# I love TalkClassical !



## BillT (Nov 3, 2013)

I made 10 posts (not even enough to see my own profile!) but already I have 14 likes!

You people are SOOOOO NIIIIIIIIICE!!! :tiphat:

- Bill


----------



## Celloman (Sep 30, 2006)

Make that fifteen.


----------



## samurai (Apr 22, 2011)

Make that 16,for a nice guy! Welcome aboard, BillT.


----------



## Guest (Nov 11, 2013)

I have only seen one of your posts, the one that starts this thread.

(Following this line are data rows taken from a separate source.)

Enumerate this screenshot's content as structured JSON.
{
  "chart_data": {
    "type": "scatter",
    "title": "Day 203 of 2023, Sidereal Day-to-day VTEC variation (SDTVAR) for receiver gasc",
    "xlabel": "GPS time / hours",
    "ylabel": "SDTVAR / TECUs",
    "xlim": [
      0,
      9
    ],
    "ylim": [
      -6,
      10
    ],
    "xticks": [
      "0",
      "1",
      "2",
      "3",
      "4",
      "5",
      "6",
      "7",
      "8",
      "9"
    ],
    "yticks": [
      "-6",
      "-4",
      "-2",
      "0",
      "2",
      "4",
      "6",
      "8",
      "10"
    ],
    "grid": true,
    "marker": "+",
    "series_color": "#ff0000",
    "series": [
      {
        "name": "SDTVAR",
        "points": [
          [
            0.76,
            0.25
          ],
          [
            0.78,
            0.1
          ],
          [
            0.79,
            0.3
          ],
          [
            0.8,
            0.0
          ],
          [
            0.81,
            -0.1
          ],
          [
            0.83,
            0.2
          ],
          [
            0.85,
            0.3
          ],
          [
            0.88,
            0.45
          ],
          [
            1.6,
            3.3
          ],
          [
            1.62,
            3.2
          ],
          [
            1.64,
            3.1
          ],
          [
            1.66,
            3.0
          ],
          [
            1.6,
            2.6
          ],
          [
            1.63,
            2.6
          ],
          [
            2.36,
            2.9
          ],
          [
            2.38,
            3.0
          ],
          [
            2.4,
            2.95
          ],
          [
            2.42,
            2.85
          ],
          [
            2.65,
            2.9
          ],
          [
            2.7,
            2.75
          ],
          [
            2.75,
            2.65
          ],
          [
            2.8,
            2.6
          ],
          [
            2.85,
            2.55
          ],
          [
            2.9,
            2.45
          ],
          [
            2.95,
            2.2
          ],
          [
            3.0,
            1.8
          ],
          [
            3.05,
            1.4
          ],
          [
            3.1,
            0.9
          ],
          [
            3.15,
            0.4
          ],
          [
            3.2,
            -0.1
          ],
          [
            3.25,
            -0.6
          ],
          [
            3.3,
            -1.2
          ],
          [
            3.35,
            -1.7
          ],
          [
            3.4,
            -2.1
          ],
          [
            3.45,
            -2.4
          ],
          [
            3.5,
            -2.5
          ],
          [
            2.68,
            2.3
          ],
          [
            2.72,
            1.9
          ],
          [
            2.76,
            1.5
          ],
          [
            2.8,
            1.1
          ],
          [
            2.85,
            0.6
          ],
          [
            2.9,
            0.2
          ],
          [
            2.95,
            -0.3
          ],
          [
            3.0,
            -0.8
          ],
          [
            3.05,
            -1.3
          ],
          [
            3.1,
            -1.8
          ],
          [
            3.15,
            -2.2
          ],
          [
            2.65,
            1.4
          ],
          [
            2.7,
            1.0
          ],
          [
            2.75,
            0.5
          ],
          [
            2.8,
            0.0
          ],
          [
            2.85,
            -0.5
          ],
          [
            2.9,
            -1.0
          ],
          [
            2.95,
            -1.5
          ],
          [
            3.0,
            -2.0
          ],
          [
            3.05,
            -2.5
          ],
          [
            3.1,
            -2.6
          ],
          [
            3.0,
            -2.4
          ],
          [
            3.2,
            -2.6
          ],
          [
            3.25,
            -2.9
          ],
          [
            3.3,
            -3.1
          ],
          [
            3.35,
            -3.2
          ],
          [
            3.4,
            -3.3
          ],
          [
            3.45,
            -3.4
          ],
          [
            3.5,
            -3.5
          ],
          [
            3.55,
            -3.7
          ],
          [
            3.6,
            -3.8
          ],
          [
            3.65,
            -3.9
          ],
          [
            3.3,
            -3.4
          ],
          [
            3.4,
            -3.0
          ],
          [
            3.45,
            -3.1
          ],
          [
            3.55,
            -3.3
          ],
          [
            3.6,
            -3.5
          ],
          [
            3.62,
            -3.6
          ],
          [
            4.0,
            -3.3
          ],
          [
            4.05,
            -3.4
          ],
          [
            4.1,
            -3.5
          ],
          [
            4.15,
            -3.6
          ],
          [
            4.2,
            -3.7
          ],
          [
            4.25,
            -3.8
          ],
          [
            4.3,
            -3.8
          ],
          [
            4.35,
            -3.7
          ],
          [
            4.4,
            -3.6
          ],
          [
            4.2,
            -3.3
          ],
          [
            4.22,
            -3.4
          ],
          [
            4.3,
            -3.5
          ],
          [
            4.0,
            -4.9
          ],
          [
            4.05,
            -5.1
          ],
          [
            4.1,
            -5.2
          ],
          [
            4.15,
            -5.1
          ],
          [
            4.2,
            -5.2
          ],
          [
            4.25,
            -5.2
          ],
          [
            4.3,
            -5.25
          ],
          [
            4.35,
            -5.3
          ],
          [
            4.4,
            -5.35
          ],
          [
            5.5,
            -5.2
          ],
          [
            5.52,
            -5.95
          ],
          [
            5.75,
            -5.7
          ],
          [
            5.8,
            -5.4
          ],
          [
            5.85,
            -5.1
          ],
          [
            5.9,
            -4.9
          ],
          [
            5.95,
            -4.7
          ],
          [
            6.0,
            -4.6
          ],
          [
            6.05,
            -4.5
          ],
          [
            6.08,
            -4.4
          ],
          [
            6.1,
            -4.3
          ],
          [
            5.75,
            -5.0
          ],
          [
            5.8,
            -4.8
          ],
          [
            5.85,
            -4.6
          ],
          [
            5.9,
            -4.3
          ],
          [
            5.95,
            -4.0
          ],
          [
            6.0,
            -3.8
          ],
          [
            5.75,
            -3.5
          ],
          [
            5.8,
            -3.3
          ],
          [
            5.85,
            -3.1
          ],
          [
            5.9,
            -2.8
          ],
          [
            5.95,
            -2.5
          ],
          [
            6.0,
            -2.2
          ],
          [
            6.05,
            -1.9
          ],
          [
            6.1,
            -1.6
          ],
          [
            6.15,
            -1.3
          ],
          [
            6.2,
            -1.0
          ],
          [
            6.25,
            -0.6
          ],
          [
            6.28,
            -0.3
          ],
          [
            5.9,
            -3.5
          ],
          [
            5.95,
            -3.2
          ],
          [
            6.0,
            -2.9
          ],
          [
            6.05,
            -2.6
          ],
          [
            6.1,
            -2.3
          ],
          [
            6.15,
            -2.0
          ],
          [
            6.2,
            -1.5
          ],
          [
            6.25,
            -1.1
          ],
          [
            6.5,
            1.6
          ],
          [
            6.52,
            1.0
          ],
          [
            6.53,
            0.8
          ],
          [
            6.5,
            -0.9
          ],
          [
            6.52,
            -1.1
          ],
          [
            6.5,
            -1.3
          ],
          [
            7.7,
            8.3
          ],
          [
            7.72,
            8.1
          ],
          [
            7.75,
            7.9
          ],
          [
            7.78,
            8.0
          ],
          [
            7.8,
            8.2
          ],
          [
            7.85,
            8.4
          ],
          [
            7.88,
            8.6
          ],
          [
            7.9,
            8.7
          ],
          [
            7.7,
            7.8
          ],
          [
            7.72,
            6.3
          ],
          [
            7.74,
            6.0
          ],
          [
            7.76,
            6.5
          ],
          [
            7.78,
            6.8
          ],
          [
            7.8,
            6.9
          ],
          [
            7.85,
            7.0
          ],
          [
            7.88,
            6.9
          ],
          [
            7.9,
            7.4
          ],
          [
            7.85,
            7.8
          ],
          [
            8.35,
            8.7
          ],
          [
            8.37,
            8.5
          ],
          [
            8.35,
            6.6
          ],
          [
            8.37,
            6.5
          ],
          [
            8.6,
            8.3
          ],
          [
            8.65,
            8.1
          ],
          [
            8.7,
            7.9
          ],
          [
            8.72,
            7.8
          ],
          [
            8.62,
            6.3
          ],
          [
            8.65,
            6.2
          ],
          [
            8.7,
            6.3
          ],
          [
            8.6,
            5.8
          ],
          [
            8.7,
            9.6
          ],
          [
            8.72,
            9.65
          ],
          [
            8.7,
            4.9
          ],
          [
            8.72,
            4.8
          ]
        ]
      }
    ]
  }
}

But I'm going to go out on a limb and welcome you to TC, anyway.


----------



## Aramis (Mar 1, 2009)

If you're sucker for likes, just keep posting covers of popular recordings of popular works in Currently Listening... and Latest Purchases thread.


----------



## shangoyal (Sep 22, 2013)

Wait till you get a like from someguy, _that_ one like will be well earned!


----------



## Schubussy (Nov 2, 2012)

BillT said:


> I made 10 posts (not even enough to see my own profile!) but already I have 14 likes!
> 
> You people are SOOOOO NIIIIIIIIICE!!! :tiphat:
> 
> - Bill


Post some Mahler in the currently listening to thread. That's my strategy.

Plus it means you get to listen to Mahler.


----------



## science (Oct 14, 2010)

I think my most-"liked" posts are punny jokes. Do something with "Mo's Art" and you'll be getting likes for weeks.


----------



## Blancrocher (Jul 6, 2013)

Aramis said:


> If you're sucker for likes, just keep posting covers of popular recordings of popular works in Currently Listening... and Latest Purchases thread.


I enjoyed your contribution to "Current Listening" this weekend, by the way :lol:

Welcome to the forum, BillT!


----------